Ernest Holmes, founder of the Religious Science movement, was born the youngest of nine sons on a farm in Maine in 1887. He grew up in a home environment that encouraged his avid curiosity and, eager to learn yet finding school dull, he abandoned formal education and set out on a lifetime of independent study—a course that led him eventually to delve deeply into all the great philosophies and religions of the world.

Discovering Ralph Waldo Emerson, especially his essays "Oversoul," "Self-Reliance," and "The Law of Compensation," crystallized Holmes' intellectual and spiritual development. In 1912 he moved to Los Angeles, and inspired also by the writings of New Thought writer, Thomas Troward, Holmes began lecturing on metaphysics.

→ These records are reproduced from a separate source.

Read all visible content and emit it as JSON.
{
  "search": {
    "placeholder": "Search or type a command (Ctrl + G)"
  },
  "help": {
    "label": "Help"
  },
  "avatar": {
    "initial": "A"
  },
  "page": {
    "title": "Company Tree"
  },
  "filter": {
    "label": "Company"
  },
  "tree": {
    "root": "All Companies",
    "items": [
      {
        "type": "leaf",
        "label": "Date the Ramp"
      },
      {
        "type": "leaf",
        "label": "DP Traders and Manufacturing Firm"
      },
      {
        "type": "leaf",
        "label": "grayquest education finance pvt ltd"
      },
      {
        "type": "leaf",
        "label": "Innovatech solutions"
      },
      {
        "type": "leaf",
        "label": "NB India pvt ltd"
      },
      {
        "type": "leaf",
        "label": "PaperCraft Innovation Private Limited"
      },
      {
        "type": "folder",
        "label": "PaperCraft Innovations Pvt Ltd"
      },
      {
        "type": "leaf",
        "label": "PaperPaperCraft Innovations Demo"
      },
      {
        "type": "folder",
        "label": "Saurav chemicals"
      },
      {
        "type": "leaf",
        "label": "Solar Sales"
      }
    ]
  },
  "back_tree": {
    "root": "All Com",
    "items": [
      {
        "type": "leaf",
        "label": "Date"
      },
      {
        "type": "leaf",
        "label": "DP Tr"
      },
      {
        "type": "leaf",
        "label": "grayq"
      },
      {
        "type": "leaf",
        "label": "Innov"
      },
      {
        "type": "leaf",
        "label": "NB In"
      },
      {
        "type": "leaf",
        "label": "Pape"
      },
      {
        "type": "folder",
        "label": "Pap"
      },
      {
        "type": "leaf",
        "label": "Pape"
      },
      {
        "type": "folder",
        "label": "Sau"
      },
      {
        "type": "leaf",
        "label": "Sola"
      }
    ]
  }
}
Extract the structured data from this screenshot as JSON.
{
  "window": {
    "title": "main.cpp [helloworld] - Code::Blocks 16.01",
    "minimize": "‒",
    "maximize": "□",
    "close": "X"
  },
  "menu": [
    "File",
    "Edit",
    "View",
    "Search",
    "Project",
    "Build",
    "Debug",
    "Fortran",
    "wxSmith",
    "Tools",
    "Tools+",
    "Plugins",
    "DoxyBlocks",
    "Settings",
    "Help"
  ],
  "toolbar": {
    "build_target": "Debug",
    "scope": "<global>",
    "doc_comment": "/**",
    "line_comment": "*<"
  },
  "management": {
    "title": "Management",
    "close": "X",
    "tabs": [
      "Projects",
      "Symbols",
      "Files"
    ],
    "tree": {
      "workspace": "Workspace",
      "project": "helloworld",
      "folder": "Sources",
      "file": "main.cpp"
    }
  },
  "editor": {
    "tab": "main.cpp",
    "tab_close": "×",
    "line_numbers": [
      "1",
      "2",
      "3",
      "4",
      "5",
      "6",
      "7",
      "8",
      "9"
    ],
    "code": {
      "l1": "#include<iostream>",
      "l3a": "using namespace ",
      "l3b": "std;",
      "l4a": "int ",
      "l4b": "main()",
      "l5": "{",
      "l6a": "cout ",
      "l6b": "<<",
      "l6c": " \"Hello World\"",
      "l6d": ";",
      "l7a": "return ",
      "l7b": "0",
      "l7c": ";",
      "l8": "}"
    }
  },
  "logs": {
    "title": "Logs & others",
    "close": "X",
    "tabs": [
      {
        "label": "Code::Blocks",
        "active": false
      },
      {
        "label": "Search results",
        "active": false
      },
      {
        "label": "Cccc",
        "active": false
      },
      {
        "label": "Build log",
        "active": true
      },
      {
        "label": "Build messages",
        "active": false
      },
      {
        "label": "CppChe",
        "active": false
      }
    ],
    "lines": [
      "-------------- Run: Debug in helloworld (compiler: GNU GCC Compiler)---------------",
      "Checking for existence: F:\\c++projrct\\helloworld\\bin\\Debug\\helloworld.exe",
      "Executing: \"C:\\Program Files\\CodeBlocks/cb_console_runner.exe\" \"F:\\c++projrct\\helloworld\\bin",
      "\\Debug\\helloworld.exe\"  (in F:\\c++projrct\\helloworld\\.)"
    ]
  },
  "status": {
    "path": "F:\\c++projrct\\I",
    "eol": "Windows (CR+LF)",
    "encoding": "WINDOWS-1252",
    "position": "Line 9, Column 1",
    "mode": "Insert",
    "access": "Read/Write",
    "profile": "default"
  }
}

Growing demand led Holmes, in 1927, to establish the Institute of Religious Science and School of Philosophy, which later became the Church of Religious Science. That same year he also founded Science of Mind Magazine, and since then both the church organization and the publication have reached thousands of people worldwide.

Ernest Holmes is the author of numerous books, including the well-known spiritual classic, The Science of Mind, reprinted many times since its publication in 1938 and translated into Spanish, German, French, Russian, and Japanese.

A student of the world's religions and philosophies, Holmes believed they ultimately spoke a single universal Truth—the oneness of all of life. This Truth forms the basis of the Science of Mind teaching.